Ostatnimi czasy o miniserii "Airboy" było dosyć głośno za sprawą kontrowersji wokół scenarzysty Jamesa Robinsona. Portal SKTCHD jakoś wyraźnie o nich nie wspominał, za to jego redaktorzy postanowili zwrócić uwagę czytelników na coś innego - rysownika Grega Hinkle, który tym komiksem debiutuje na rynku. I najwyraźniej nie tylko moim zdaniem jest to bardzo fajne i mocne wejście. Artysta udzielił wywiadu serwisowi, w którym opowiedział kilka rzeczy na temat swojej pracy.
Hinkle od zawsze chciał być rysownikiem komiksów, lecz przez długi czas nie wiedział jak się za to zabrać. Zaczął od wydanej własnym kosztem mini-historyjki, którą sprzedawał po konwentach. Często kontaktował się z innymi twórcami by zaczerpnąć rad. Tak na przykład zmienił styl z rysowania tradycyjnego na cyfrowy i tak również poznał miejsce w którym spotkał Jamesa Robinsona.
Gdy Hinkle pierwszy raz otrzymał w swoje ręce scenariusz do "Airboy'a", nie był do końca pewien czy tak mocna historia dobrze się sprzeda. Z czasem jednak uznał, że chociaż przedstawiać będzie on sam siebie w krzywym zwierciadle, historia jest na tyle zabawna, iż zostanie dobrze przyjęta. Artysta nie mówił tego wprost, ale kilkukrotnie dał do zrozumienia, że nie do końca rozumie, dlaczego kogoś mogła oburzyć treść drugiego zeszytu miniserii.

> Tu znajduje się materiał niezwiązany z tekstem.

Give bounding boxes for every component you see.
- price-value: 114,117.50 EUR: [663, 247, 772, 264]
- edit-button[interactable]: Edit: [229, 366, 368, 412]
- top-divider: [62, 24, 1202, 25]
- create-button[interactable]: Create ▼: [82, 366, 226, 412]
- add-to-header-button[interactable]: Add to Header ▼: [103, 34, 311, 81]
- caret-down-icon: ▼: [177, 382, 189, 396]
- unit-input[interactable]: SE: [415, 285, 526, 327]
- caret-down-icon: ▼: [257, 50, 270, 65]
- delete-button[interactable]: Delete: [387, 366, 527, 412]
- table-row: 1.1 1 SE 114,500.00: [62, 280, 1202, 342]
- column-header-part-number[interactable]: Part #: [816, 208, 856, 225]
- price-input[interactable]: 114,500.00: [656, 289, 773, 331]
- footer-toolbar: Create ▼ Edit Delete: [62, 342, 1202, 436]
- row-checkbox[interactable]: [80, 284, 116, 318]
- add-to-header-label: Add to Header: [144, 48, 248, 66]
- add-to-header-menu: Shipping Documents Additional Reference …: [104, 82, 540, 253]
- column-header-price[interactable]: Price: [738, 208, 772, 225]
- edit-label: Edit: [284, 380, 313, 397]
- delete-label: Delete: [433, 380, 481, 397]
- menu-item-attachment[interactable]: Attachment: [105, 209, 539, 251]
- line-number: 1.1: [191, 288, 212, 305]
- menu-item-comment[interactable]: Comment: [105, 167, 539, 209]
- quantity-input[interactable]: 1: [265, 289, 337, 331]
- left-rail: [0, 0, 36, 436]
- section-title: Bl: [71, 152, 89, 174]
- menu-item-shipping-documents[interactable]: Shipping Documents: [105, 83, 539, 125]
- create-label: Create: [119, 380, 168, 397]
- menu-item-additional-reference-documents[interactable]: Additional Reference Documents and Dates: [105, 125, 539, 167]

Styl Hinkle nie uległ szczególnie dużym modyfikacjom podczas powstawania kolejnych zeszytów miniserii, utrudnieniem były jedynie nietypowe kolory, których od samego początku chciał scenarzysta. To dla Robinsona drugi już projekt w Image, który kolorystycznie jest mocno nietypowy. Rysownik jednak lubi pracować pod konkretnego kolorystę i z czasem opanował odpowiednie sztuczki, które stosował przy kolejnych stronach.
Artysta nie lubi i jak twierdzi, nie potrafi rysować nagich ludzi. Uważa za to, że jego mocna stroną jest mimika i gestykulacja.